The Difference Between Apple and Google Explained in Two Charts

Periscopic prepared an infographic for Co.Design, which explains the pattern of patent applications of Apple and Google.

Patents are shown in form of two bubble charts: every dot stands for an engineer who is featured in at least one patent application and the lines mean that two people worked together. Periscopic analyzed patent applications submitted by the companies in approximately the past ten years.

Apple chart has the dark spot that contains most of the patents. Periscopic sees more centralized structure in Apple with a comparatively small team of inventors that constantly work on new projects. The chart with Google patents has less density: there are almost no dark clusters, and the number of patents is equally distributed between the large number of employees.
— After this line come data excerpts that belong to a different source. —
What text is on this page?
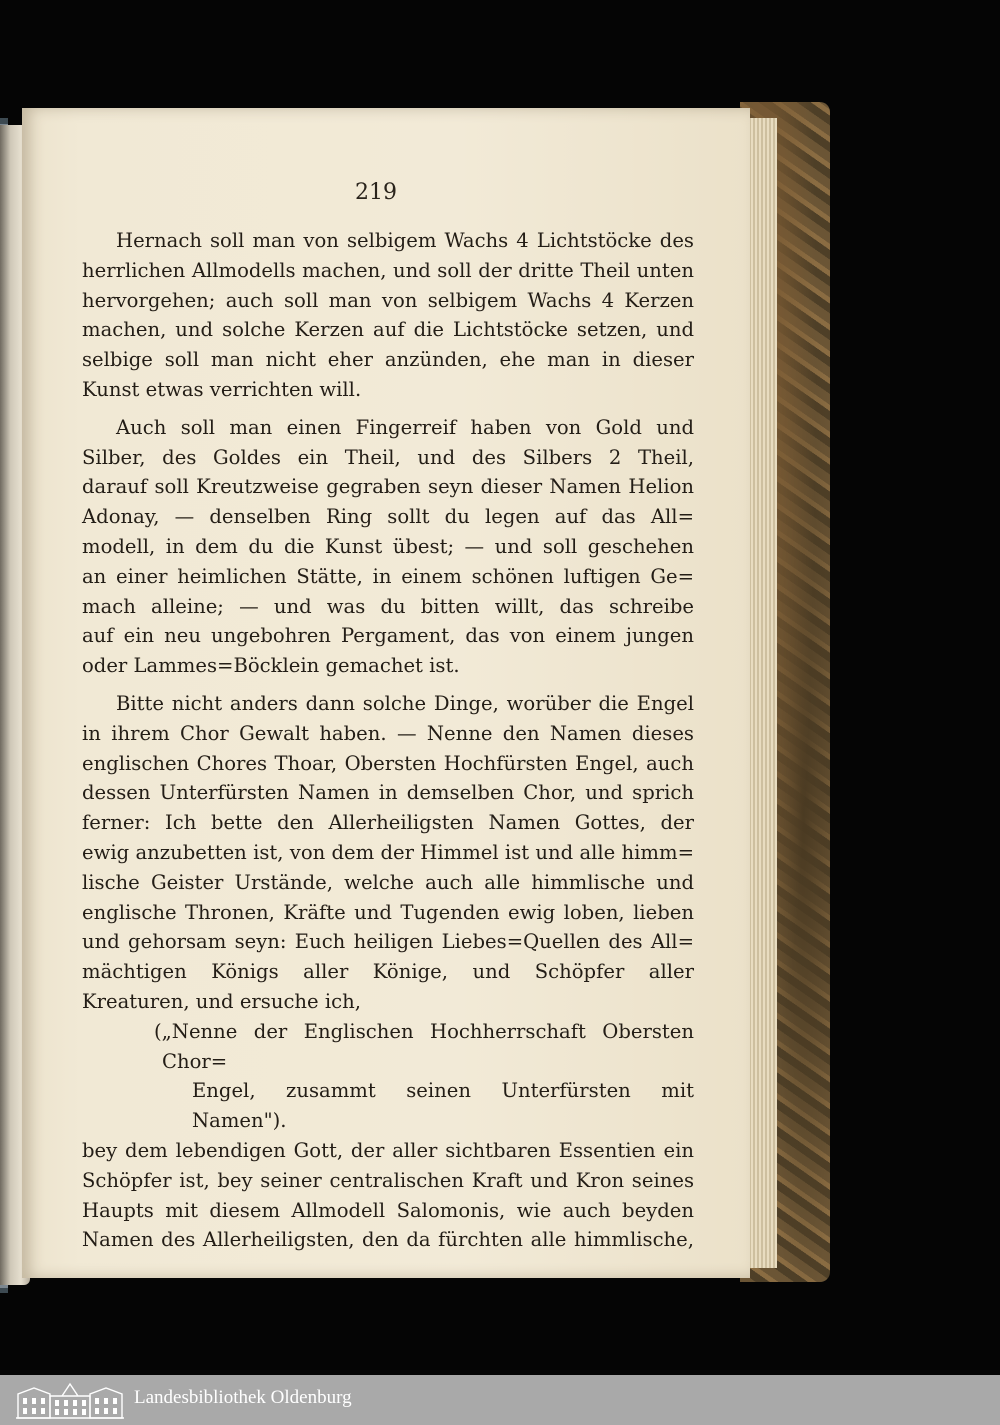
219

Hernach soll man von selbigem Wachs 4 Lichtstöcke des

herrlichen Allmodells machen, und soll der dritte Theil unten

hervorgehen; auch soll man von selbigem Wachs 4 Kerzen

machen, und solche Kerzen auf die Lichtstöcke setzen, und

selbige soll man nicht eher anzünden, ehe man in dieser

Kunst etwas verrichten will.

Auch soll man einen Fingerreif haben von Gold und

Silber, des Goldes ein Theil, und des Silbers 2 Theil,

darauf soll Kreutzweise gegraben seyn dieser Namen Helion

Adonay, — denselben Ring sollt du legen auf das All=

modell, in dem du die Kunst übest; — und soll geschehen

an einer heimlichen Stätte, in einem schönen luftigen Ge=

mach alleine; — und was du bitten willt, das schreibe

auf ein neu ungebohren Pergament, das von einem jungen

oder Lammes=Böcklein gemachet ist.

Bitte nicht anders dann solche Dinge, worüber die Engel

in ihrem Chor Gewalt haben. — Nenne den Namen dieses

englischen Chores Thoar, Obersten Hochfürsten Engel, auch

dessen Unterfürsten Namen in demselben Chor, und sprich

ferner: Ich bette den Allerheiligsten Namen Gottes, der

ewig anzubetten ist, von dem der Himmel ist und alle himm=

lische Geister Urstände, welche auch alle himmlische und

englische Thronen, Kräfte und Tugenden ewig loben, lieben

und gehorsam seyn: Euch heiligen Liebes=Quellen des All=

mächtigen Königs aller Könige, und Schöpfer aller

Kreaturen, und ersuche ich,

(„Nenne der Englischen Hochherrschaft Obersten Chor=

Engel, zusammt seinen Unterfürsten mit Namen").

bey dem lebendigen Gott, der aller sichtbaren Essentien ein

Schöpfer ist, bey seiner centralischen Kraft und Kron seines

Haupts mit diesem Allmodell Salomonis, wie auch beyden

Namen des Allerheiligsten, den da fürchten alle himmlische,

Landesbibliothek Oldenburg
Apple submitted 10,975 patent applications from 5,232 engineers in the past 10 years. During the same period, 8,888 Google engineers developed 12,386 patent applications. Periscopic shows the difference between development in Apple and Google on the example of their founders: the name of former head of Apple Steve Jobs is on 347 patents, while Google founders Sergey Brin and Larry Page participated in preparing 27 patents during the same period.

Also, the number of engineers per one patent is higher in Apple — on average, each of the applications was created by 4.2 professionals, whereas for Google this figure is 2.8 engineers. According to Periscopic, Apple engineer is almost twice as productive as his colleague from Google, with the average of nine patents versus four.